Quienes desde los ’80 analizamos hijos de “desaparecidos” y niños restituidos casi no analizamos a hijos de militares que habían participado activamente en la represión y, mucho menos, a los propios militares. Esto fue muy bueno para la ética y muy malo para el conocimiento: de la psicología de los torturadores sabemos poco y nada. Claro está que no es equiparable la herencia simbólica que dejaron los que se atrevieron a desafiar en nombre de una causa justa a un Poder despótico, a la dejada por aquellos que ejercieron el terrorismo de Estado. Claro está que al cambiar el apellido no es sólo una decisión individual la que está en juego. Claro está que es deseable y auspiciosa la ruptura individual –pero también colectiva– con un Poder fundamentalista que administra la muerte. Claro está que muchas veces no sólo se justifica la muerte simbólica del “padre”, sino también las acciones reales que puedan llevar al tiranicidio.
Cortar con la cadena que nos une a un proyecto de exterminio, renegar de una genealogía que intenta perpetuar la exclusión y la muerte, renunciar a la inscripción en un linaje de espanto, es tan legítimo como legítimo es hacerle lugar a una pregunta: ¿por qué seguir cediendo el nombre y las palabras a nuestros enemigos? ¿Por qué regalarle el apellido a quien lo ha ultrajado? ¿Por qué no seguir usándolo para dignificarlo?

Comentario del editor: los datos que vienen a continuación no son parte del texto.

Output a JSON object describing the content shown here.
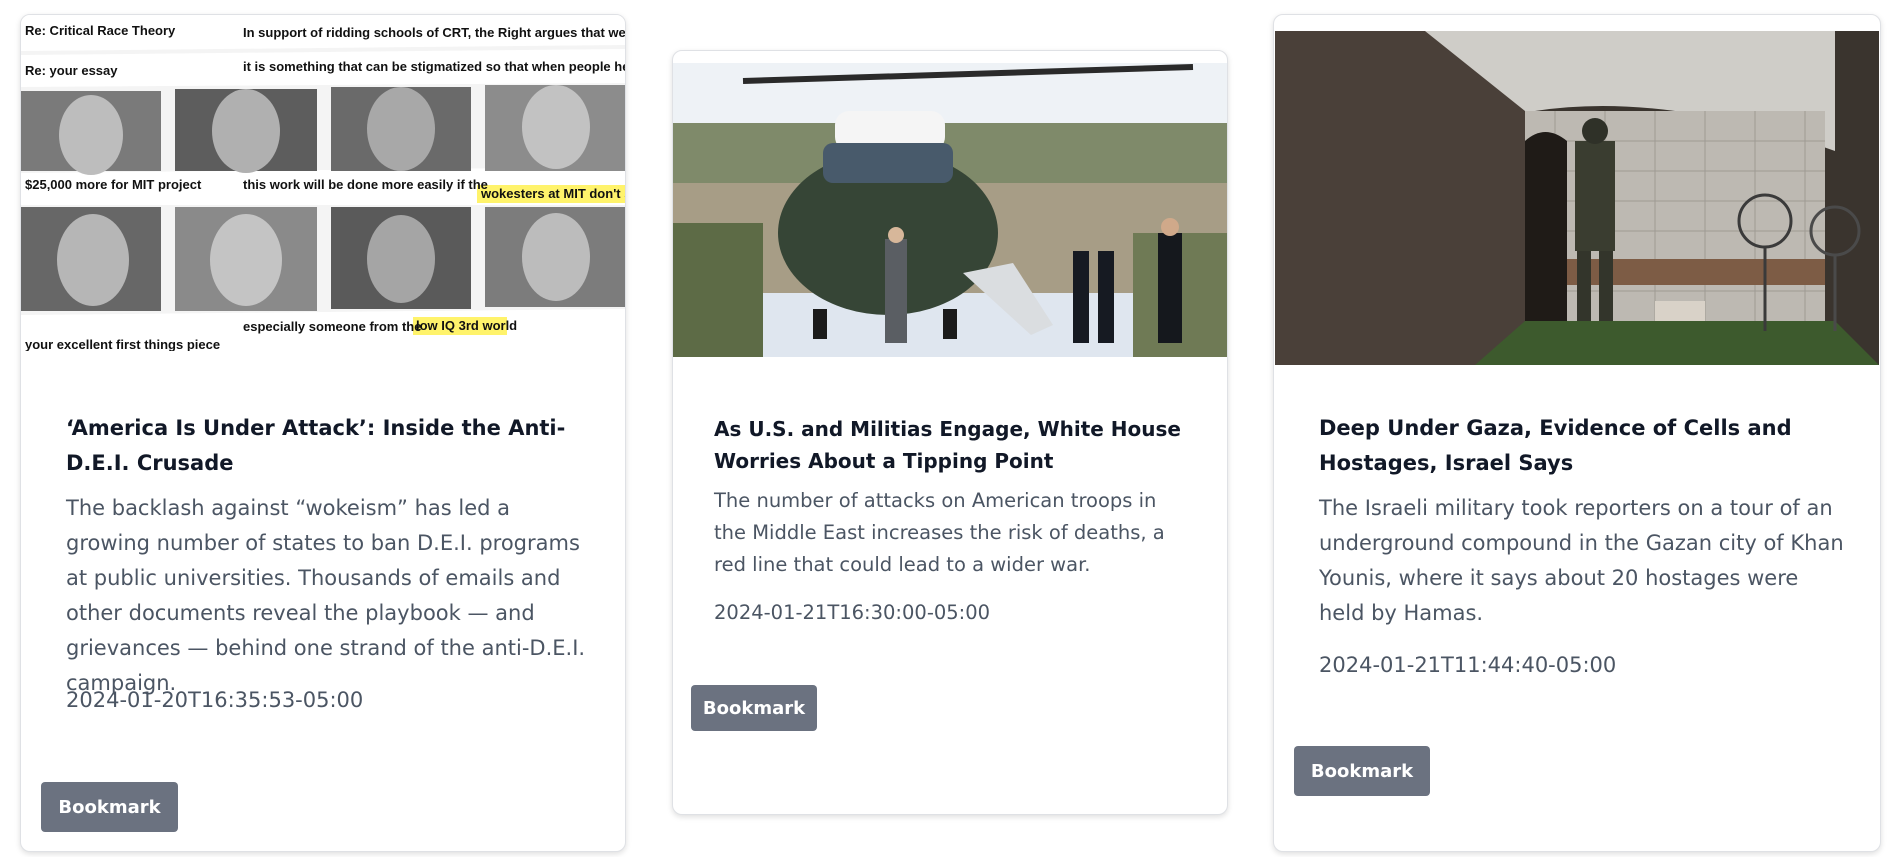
{
  "articles": [
    {
      "title": "‘America Is Under Attack’: Inside the Anti-D.E.I. Crusade",
      "description": "The backlash against “wokeism” has led a growing number of states to ban D.E.I. programs at public universities. Thousands of emails and other documents reveal the playbook — and grievances — behind one strand of the anti-D.E.I. campaign.",
      "date": "2024-01-20T16:35:53-05:00",
      "bookmark_label": "Bookmark",
      "image_text": {
        "line1": "Re: Critical Race Theory",
        "line2": "In support of ridding schools of CRT, the Right argues that we want",
        "line3": "Re: your essay",
        "line4": "it is something that can be stigmatized so that when people hear it",
        "line5": "$25,000 more for MIT project",
        "line6": "this work will be done more easily if the",
        "line6_highlight": "wokesters at MIT don't see",
        "line7": "especially someone from the",
        "line7_highlight": "low IQ 3rd world",
        "line8": "your excellent first things piece"
      }
    },
    {
      "title": "As U.S. and Militias Engage, White House Worries About a Tipping Point",
      "description": "The number of attacks on American troops in the Middle East increases the risk of deaths, a red line that could lead to a wider war.",
      "date": "2024-01-21T16:30:00-05:00",
      "bookmark_label": "Bookmark"
    },
    {
      "title": "Deep Under Gaza, Evidence of Cells and Hostages, Israel Says",
      "description": "The Israeli military took reporters on a tour of an underground compound in the Gazan city of Khan Younis, where it says about 20 hostages were held by Hamas.",
      "date": "2024-01-21T11:44:40-05:00",
      "bookmark_label": "Bookmark"
    }
  ]
}
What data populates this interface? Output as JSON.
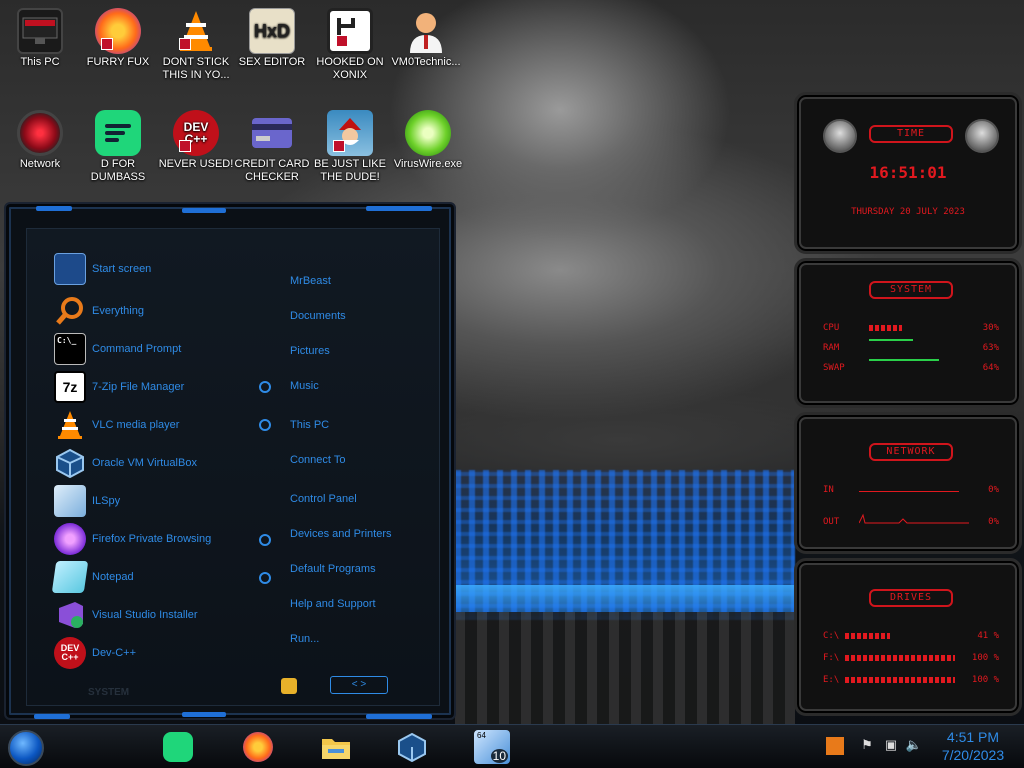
{
  "desktop_icons": [
    {
      "label": "This PC",
      "icon": "monitor-icon",
      "color": "#2a2a2a"
    },
    {
      "label": "FURRY FUX",
      "icon": "firefox-icon",
      "color": "#ff7a1a"
    },
    {
      "label": "DONT STICK THIS IN YO...",
      "icon": "vlc-cone-icon",
      "color": "#ff8a00"
    },
    {
      "label": "SEX EDITOR",
      "icon": "hxd-icon",
      "color": "#c8a040"
    },
    {
      "label": "HOOKED ON XONIX",
      "icon": "xonix-icon",
      "color": "#ffffff"
    },
    {
      "label": "VM0Technic...",
      "icon": "doctor-icon",
      "color": "#f2b27a"
    },
    {
      "label": "Network",
      "icon": "network-icon",
      "color": "#b01020"
    },
    {
      "label": "D FOR DUMBASS",
      "icon": "lines-icon",
      "color": "#1fd67a"
    },
    {
      "label": "NEVER USED!",
      "icon": "devcpp-icon",
      "color": "#c0101a"
    },
    {
      "label": "CREDIT CARD CHECKER",
      "icon": "credit-card-icon",
      "color": "#6a66cc"
    },
    {
      "label": "BE JUST LIKE THE DUDE!",
      "icon": "santa-icon",
      "color": "#3a8ac0"
    },
    {
      "label": "VirusWire.exe",
      "icon": "lime-icon",
      "color": "#6ed12a"
    }
  ],
  "start_menu": {
    "programs": [
      {
        "label": "Start screen",
        "icon": "start-screen-icon",
        "color": "#1d4a8a"
      },
      {
        "label": "Everything",
        "icon": "magnifier-icon",
        "color": "#e87a1a"
      },
      {
        "label": "Command Prompt",
        "icon": "cmd-icon",
        "color": "#000000"
      },
      {
        "label": "7-Zip File Manager",
        "icon": "7zip-icon",
        "color": "#000000"
      },
      {
        "label": "VLC media player",
        "icon": "vlc-cone-icon",
        "color": "#ff8a00"
      },
      {
        "label": "Oracle VM VirtualBox",
        "icon": "virtualbox-icon",
        "color": "#1a4f8a"
      },
      {
        "label": "ILSpy",
        "icon": "ilspy-icon",
        "color": "#7aaedc"
      },
      {
        "label": "Firefox Private Browsing",
        "icon": "firefox-private-icon",
        "color": "#7b2bd8"
      },
      {
        "label": "Notepad",
        "icon": "notepad-icon",
        "color": "#5ac8e0"
      },
      {
        "label": "Visual Studio Installer",
        "icon": "vs-installer-icon",
        "color": "#8a4fd8"
      },
      {
        "label": "Dev-C++",
        "icon": "devcpp-icon",
        "color": "#c0101a"
      }
    ],
    "places": [
      "MrBeast",
      "Documents",
      "Pictures",
      "Music",
      "This PC",
      "Connect To",
      "Control Panel",
      "Devices and Printers",
      "Default Programs",
      "Help and Support",
      "Run..."
    ],
    "footer_label": "SYSTEM",
    "nav_label": "< >"
  },
  "gadget": {
    "time": {
      "title": "TIME",
      "clock": "16:51:01",
      "date": "THURSDAY 20 JULY 2023"
    },
    "system": {
      "title": "SYSTEM",
      "rows": [
        {
          "label": "CPU",
          "value": "30%",
          "fill": 0.3
        },
        {
          "label": "RAM",
          "value": "63%",
          "fill": 0.63
        },
        {
          "label": "SWAP",
          "value": "64%",
          "fill": 0.64
        }
      ]
    },
    "network": {
      "title": "NETWORK",
      "rows": [
        {
          "label": "IN",
          "value": "0%"
        },
        {
          "label": "OUT",
          "value": "0%"
        }
      ]
    },
    "drives": {
      "title": "DRIVES",
      "rows": [
        {
          "label": "C:\\",
          "value": "41 %",
          "fill": 0.41
        },
        {
          "label": "F:\\",
          "value": "100 %",
          "fill": 1.0
        },
        {
          "label": "E:\\",
          "value": "100 %",
          "fill": 1.0
        }
      ]
    }
  },
  "taskbar": {
    "apps": [
      {
        "icon": "lines-icon",
        "color": "#1fd67a"
      },
      {
        "icon": "firefox-icon",
        "color": "#ff7a1a"
      },
      {
        "icon": "file-explorer-icon",
        "color": "#f2c64a"
      },
      {
        "icon": "virtualbox-icon",
        "color": "#1a4f8a"
      },
      {
        "icon": "win10-icon",
        "color": "#4a90d8"
      }
    ],
    "win10_badge_top": "64",
    "win10_badge_bottom": "10",
    "clock_time": "4:51 PM",
    "clock_date": "7/20/2023"
  }
}
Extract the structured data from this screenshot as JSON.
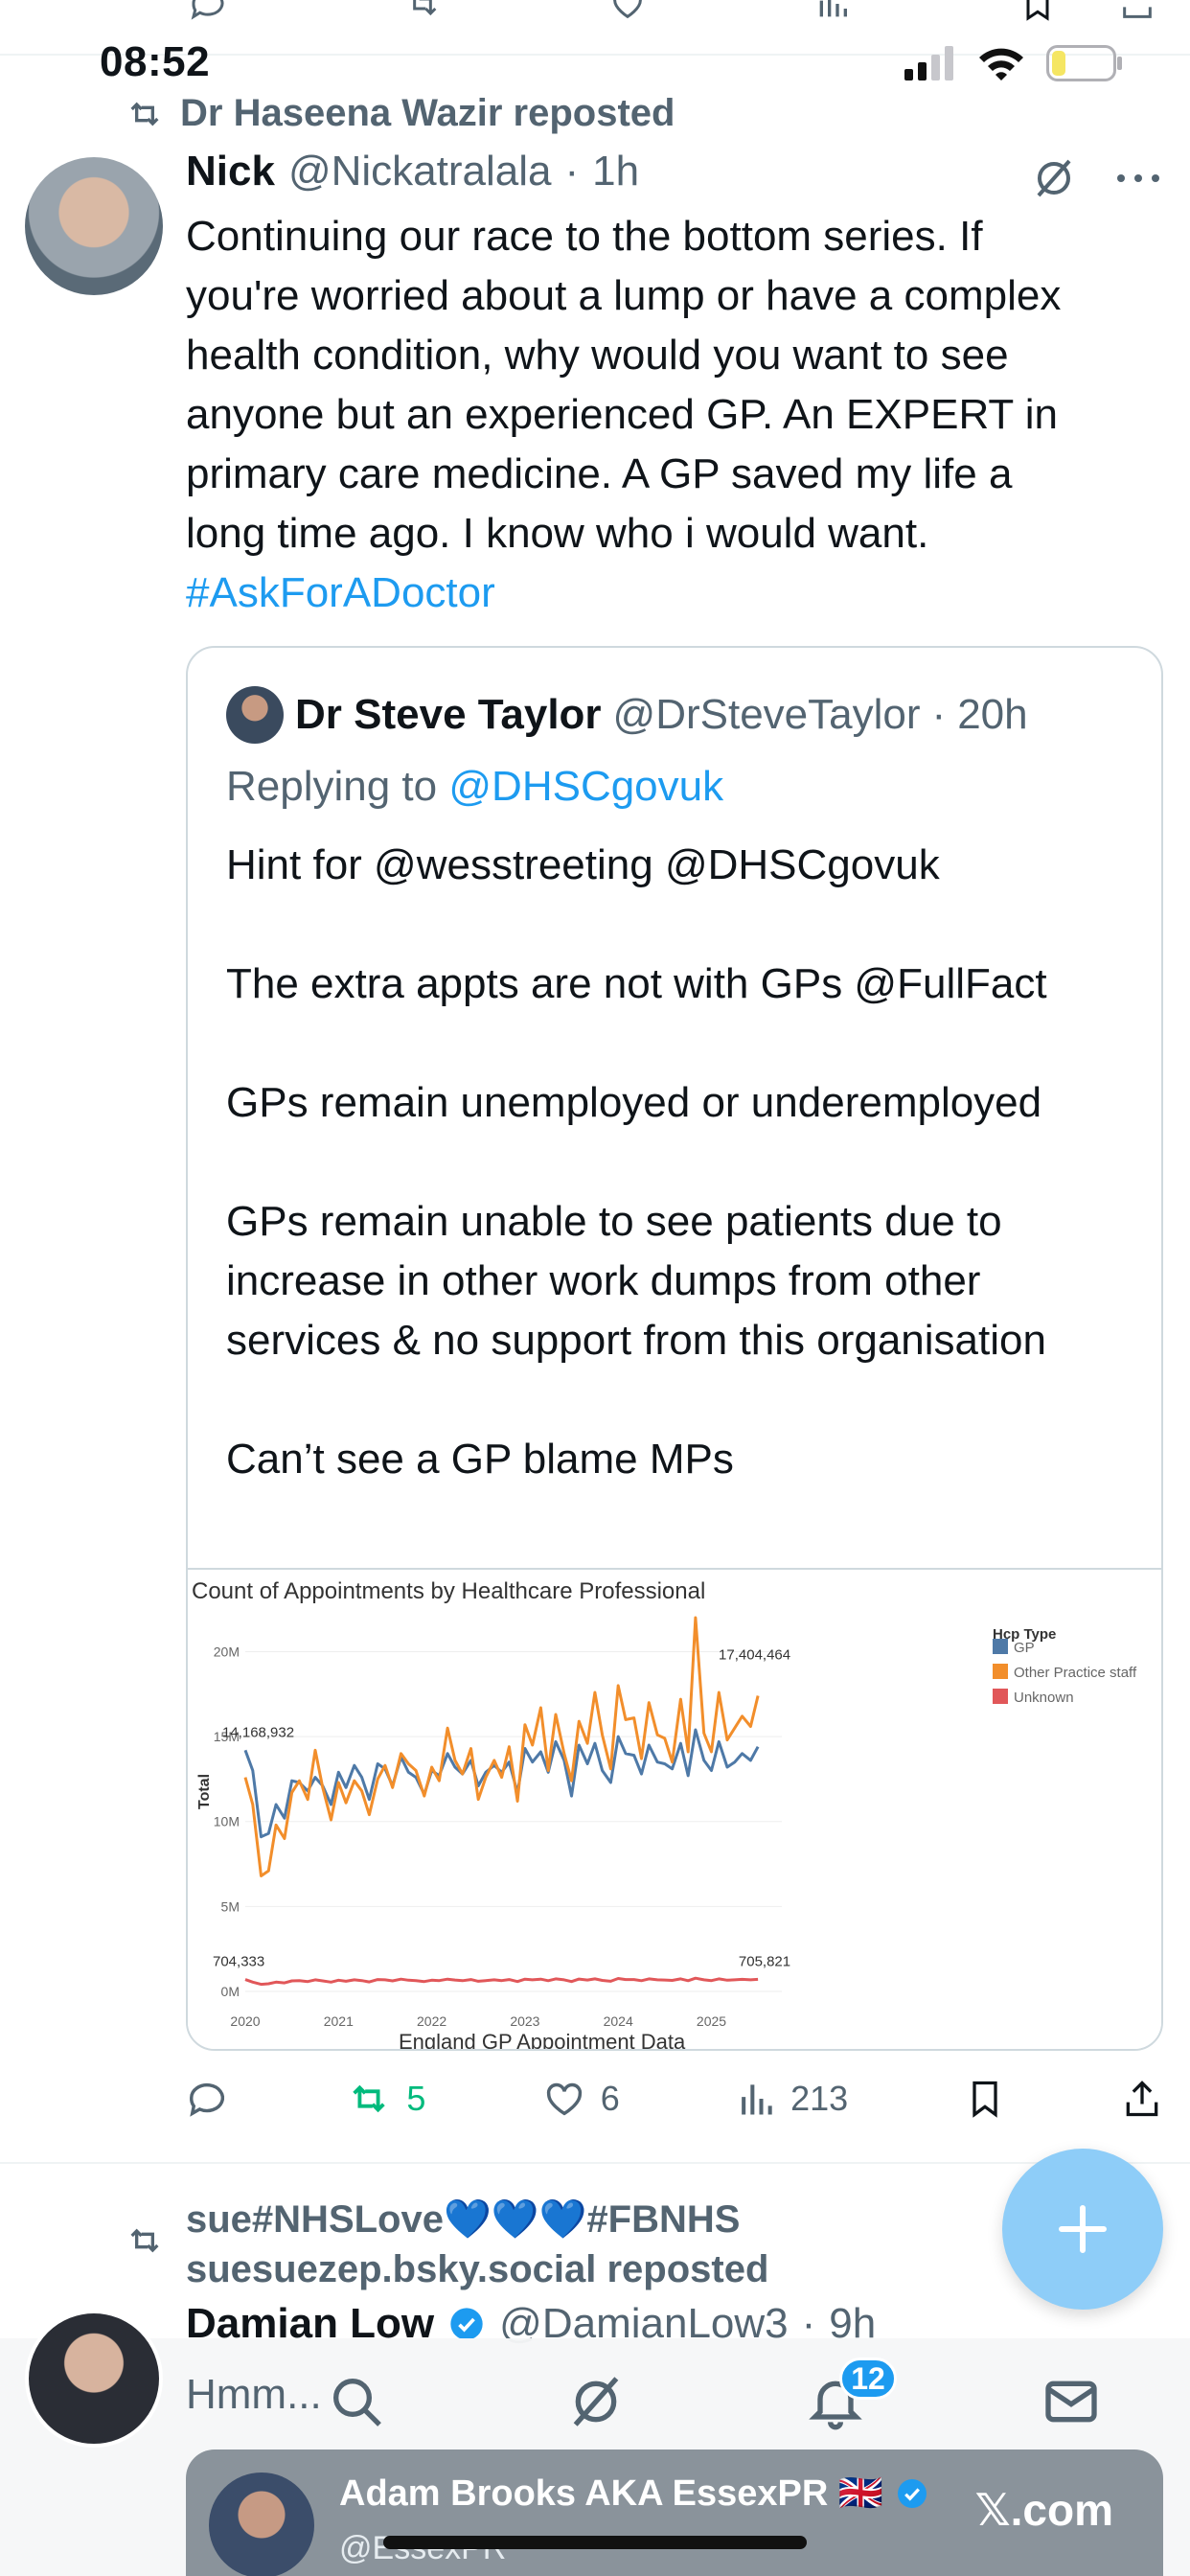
{
  "status_bar": {
    "time": "08:52"
  },
  "tweet": {
    "reposted_by": "Dr Haseena Wazir reposted",
    "author_name": "Nick",
    "author_handle": "@Nickatralala",
    "dot": "·",
    "time": "1h",
    "text_lines": [
      "Continuing our race to the bottom series. If",
      "you're worried about a lump or have a complex",
      "health condition, why would you want to see",
      "anyone but an experienced GP. An EXPERT in",
      "primary care medicine. A GP saved my life a",
      "long time ago. I know who i would want."
    ],
    "hashtag": "#AskForADoctor",
    "quote": {
      "author_name": "Dr Steve Taylor",
      "author_handle": "@DrSteveTaylor",
      "dot": "·",
      "time": "20h",
      "replying_prefix": "Replying to",
      "replying_to": "@DHSCgovuk",
      "paragraphs": [
        "Hint for @wesstreeting @DHSCgovuk",
        "The extra appts are not with GPs @FullFact",
        "GPs remain unemployed or underemployed",
        "GPs remain unable to see patients due to increase in other work dumps from other services & no support from this organisation",
        "Can’t see a GP blame MPs"
      ]
    },
    "actions": {
      "reposts": "5",
      "likes": "6",
      "views": "213"
    }
  },
  "chart_data": {
    "type": "line",
    "title": "Count of Appointments by Healthcare Professional",
    "subtitle": "England GP Appointment Data",
    "xlabel": "",
    "ylabel": "Total",
    "y_tick_labels": [
      "0M",
      "5M",
      "10M",
      "15M",
      "20M"
    ],
    "x_tick_labels": [
      "2020",
      "2021",
      "2022",
      "2023",
      "2024",
      "2025"
    ],
    "ylim": [
      0,
      22000000
    ],
    "xlim": [
      2020,
      2025.55
    ],
    "legend_title": "Hcp Type",
    "legend_position": "top-right",
    "grid": true,
    "annotations": [
      "14,168,932",
      "17,404,464",
      "704,333",
      "705,821"
    ],
    "x": [
      2020.0,
      2020.08,
      2020.17,
      2020.25,
      2020.33,
      2020.42,
      2020.5,
      2020.58,
      2020.67,
      2020.75,
      2020.83,
      2020.92,
      2021.0,
      2021.08,
      2021.17,
      2021.25,
      2021.33,
      2021.42,
      2021.5,
      2021.58,
      2021.67,
      2021.75,
      2021.83,
      2021.92,
      2022.0,
      2022.08,
      2022.17,
      2022.25,
      2022.33,
      2022.42,
      2022.5,
      2022.58,
      2022.67,
      2022.75,
      2022.83,
      2022.92,
      2023.0,
      2023.08,
      2023.17,
      2023.25,
      2023.33,
      2023.42,
      2023.5,
      2023.58,
      2023.67,
      2023.75,
      2023.83,
      2023.92,
      2024.0,
      2024.08,
      2024.17,
      2024.25,
      2024.33,
      2024.42,
      2024.5,
      2024.58,
      2024.67,
      2024.75,
      2024.83,
      2024.92,
      2025.0,
      2025.08,
      2025.17,
      2025.25,
      2025.33,
      2025.42,
      2025.5
    ],
    "series": [
      {
        "name": "GP",
        "color": "#4e79a7",
        "values": [
          14.2,
          13.0,
          9.1,
          9.3,
          11.0,
          10.2,
          12.4,
          12.3,
          11.8,
          12.6,
          12.1,
          11.0,
          12.9,
          12.0,
          13.3,
          12.6,
          11.3,
          13.4,
          13.1,
          12.1,
          13.8,
          12.9,
          12.6,
          11.6,
          13.0,
          12.7,
          14.0,
          13.2,
          12.8,
          13.6,
          12.1,
          12.9,
          13.3,
          12.9,
          13.5,
          11.7,
          14.3,
          13.5,
          14.1,
          12.9,
          14.7,
          13.6,
          11.5,
          14.5,
          13.4,
          14.6,
          13.0,
          12.3,
          15.0,
          14.0,
          13.9,
          12.8,
          14.5,
          13.5,
          13.4,
          13.1,
          14.6,
          12.7,
          15.4,
          13.6,
          13.0,
          14.7,
          13.2,
          13.5,
          14.0,
          13.6,
          14.4
        ]
      },
      {
        "name": "Other Practice staff",
        "color": "#f28e2b",
        "values": [
          12.6,
          11.0,
          6.8,
          7.1,
          9.8,
          9.0,
          11.7,
          12.4,
          11.3,
          14.2,
          12.0,
          10.1,
          12.3,
          11.1,
          12.4,
          11.8,
          10.4,
          12.5,
          13.3,
          12.0,
          14.0,
          13.4,
          13.0,
          11.5,
          13.2,
          12.4,
          15.5,
          13.6,
          12.8,
          14.3,
          11.3,
          12.6,
          13.6,
          12.6,
          14.4,
          11.2,
          15.7,
          14.5,
          16.7,
          13.0,
          16.3,
          14.0,
          12.4,
          15.9,
          14.6,
          17.6,
          15.1,
          13.1,
          18.0,
          16.0,
          16.1,
          13.7,
          17.0,
          15.1,
          14.9,
          13.5,
          17.2,
          14.1,
          22.0,
          15.2,
          14.1,
          17.6,
          14.8,
          15.5,
          16.2,
          15.6,
          17.4
        ]
      },
      {
        "name": "Unknown",
        "color": "#e15759",
        "values": [
          0.7,
          0.55,
          0.42,
          0.45,
          0.55,
          0.5,
          0.62,
          0.64,
          0.58,
          0.68,
          0.62,
          0.55,
          0.66,
          0.6,
          0.68,
          0.64,
          0.56,
          0.7,
          0.68,
          0.62,
          0.72,
          0.66,
          0.64,
          0.58,
          0.66,
          0.64,
          0.72,
          0.67,
          0.63,
          0.7,
          0.6,
          0.64,
          0.68,
          0.64,
          0.7,
          0.58,
          0.72,
          0.68,
          0.72,
          0.63,
          0.74,
          0.68,
          0.58,
          0.73,
          0.67,
          0.74,
          0.65,
          0.6,
          0.76,
          0.7,
          0.7,
          0.63,
          0.74,
          0.68,
          0.67,
          0.65,
          0.74,
          0.63,
          0.78,
          0.68,
          0.64,
          0.74,
          0.66,
          0.68,
          0.71,
          0.68,
          0.71
        ]
      }
    ],
    "value_scale": "millions"
  },
  "next_tweet": {
    "reposted_by_line1": "sue#NHSLove💙💙💙#FBNHS",
    "reposted_by_line2": "suesuezep.bsky.social reposted",
    "author_name": "Damian Low",
    "author_handle": "@DamianLow3",
    "dot": "·",
    "time": "9h"
  },
  "bottom_nav": {
    "compose_placeholder": "Hmm...",
    "notifications_count": "12"
  },
  "promo": {
    "name": "Adam Brooks AKA EssexPR 🇬🇧",
    "handle": "@EssexPR",
    "site": "𝕏.com"
  },
  "colors": {
    "accent": "#1d9bf0",
    "repost_green": "#00ba7c",
    "muted": "#536471",
    "fab": "#8ecdf8"
  }
}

Digo esto no en función de reforzar las leyes del patriarcado que suponen el poder indiscutible del pater; digo esto no para convalidar los preceptos religiosos que hacen de la “sagrada familia” unión indestructible; digo esto no para suscribir un lacanismo simplificado que nos promete el orden simbólico solo y siempre que aceptemos el Nombre del Padre. Sí para abrir a la polémica alentado por el reconocimiento de lo mucho que nos falta aun para curar las heridas y tramitar las secuelas del horror.